Shinya Hashimoto and Naoya Ogawa since January 4, 1999 have been at war with one another, with Ogawa famously shooting on Shinya Hashimoto, and ever since then the pair have been facing off against each other in one-on-one matches with Ogawa always coming out victorious. In order to have one final shot against Ogawa, Hashimoto would have to face off against him in a tag match, with Hashimoto selecting Takashi Iizuka to go off against Ogawa and Kazunari Murakami, a protégé of Inoki and former member of UFO (Universal Fighting Organization, a MMA and Pro Wrestling hybrid company ran by Antonio Inoki) and PRIDE

Murakami, on the last televised show of 1999, December 10, would storm the ring and call out Iizuka before Iizuka's match, with the pair having to be separated. Afterwards Ogawa would come into the ring too, before being pulled away by company president Tatsumi Fujinami.

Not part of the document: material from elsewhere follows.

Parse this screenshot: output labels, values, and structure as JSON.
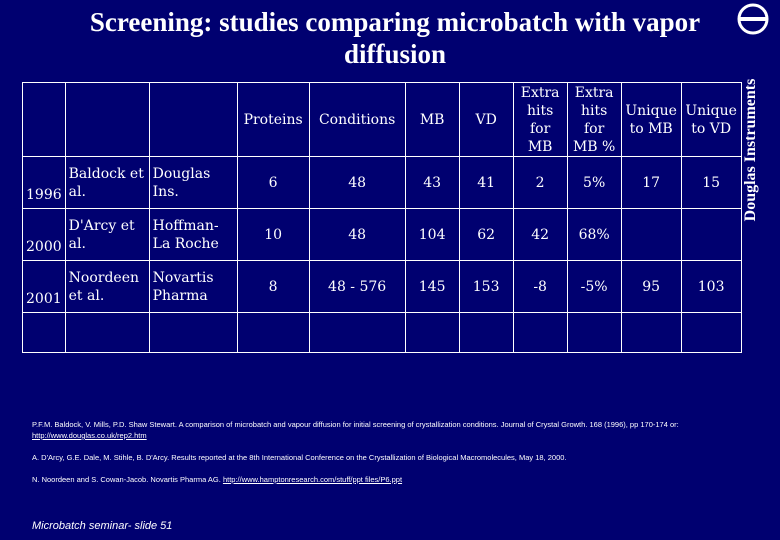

With all of the stakes high, the show was a culmination of a year's worth of storylines coming to an end or adding another chapter into them.

==Results==

| No. | Results | Stipulations | Times |
| 1 | Shinjiro Otani and Tatsuhito Takaiwa (c) defeated Kendo Kashin and Minoru Tanaka | Tag team match for the IWGP Junior Heavyweight Tag Team Championship | 13:19 |
| 2 | Shiro Koshinaka defeated Satoshi Kojima | Singles match | 10:17 |
| 3 | Hiroyoshi Tenzan defeated Wild Pegasus | Singles match | 10:55 |
| 4 | Jushin Thunder Liger (c) defeated Koji Kanemoto | Singles match for the IWGP Junior Heavyweight Championship | 03:56 |
| 5 | Manabu Nakanishi defeated Kenzo Suzuki | Singles match | 06:41 |
| 6 | Yuji Nagata defeated Kazuo Yamazaki | Singles match | 06:44 |
| 7 | Kimo defeated Kazuyuki Fujita by disqualification | Singles match | 04:02 |
| 8 | Scott Norton defeated Don Frye | Singles match | 08:50 |
| 9 | Rick Steiner defeated Randy Savage | Singles match | 11:08 |
| 10 | Shinya Hashimoto and Takashi Iizuka defeated Kazunari Murakami and Naoya Ogawa | Tag team match | 11:29 |
| 11 | Masahiro Chono defeated Keiji Mutoh | Singles match | 25:00 |
| 12 | Kensuke Sasaki defeated Genichiro Tenryu (c) | Singles match for the IWGP Heavyweight Championship | 14:43 |
| (c) | – the champion(s) heading into the match |

==Aftermath==

Following Wrestling World 2000, Keiji Muto would go on hiatus, not returning underneath his name of Keiji Muto until 2001. Meanwhile, the remainders of nWo Japan would continue to fight Team2000, most notable among them being the team of TenKoji and Hiro Saito. However, by February, those left of nWo Japan would reunite with Team2000.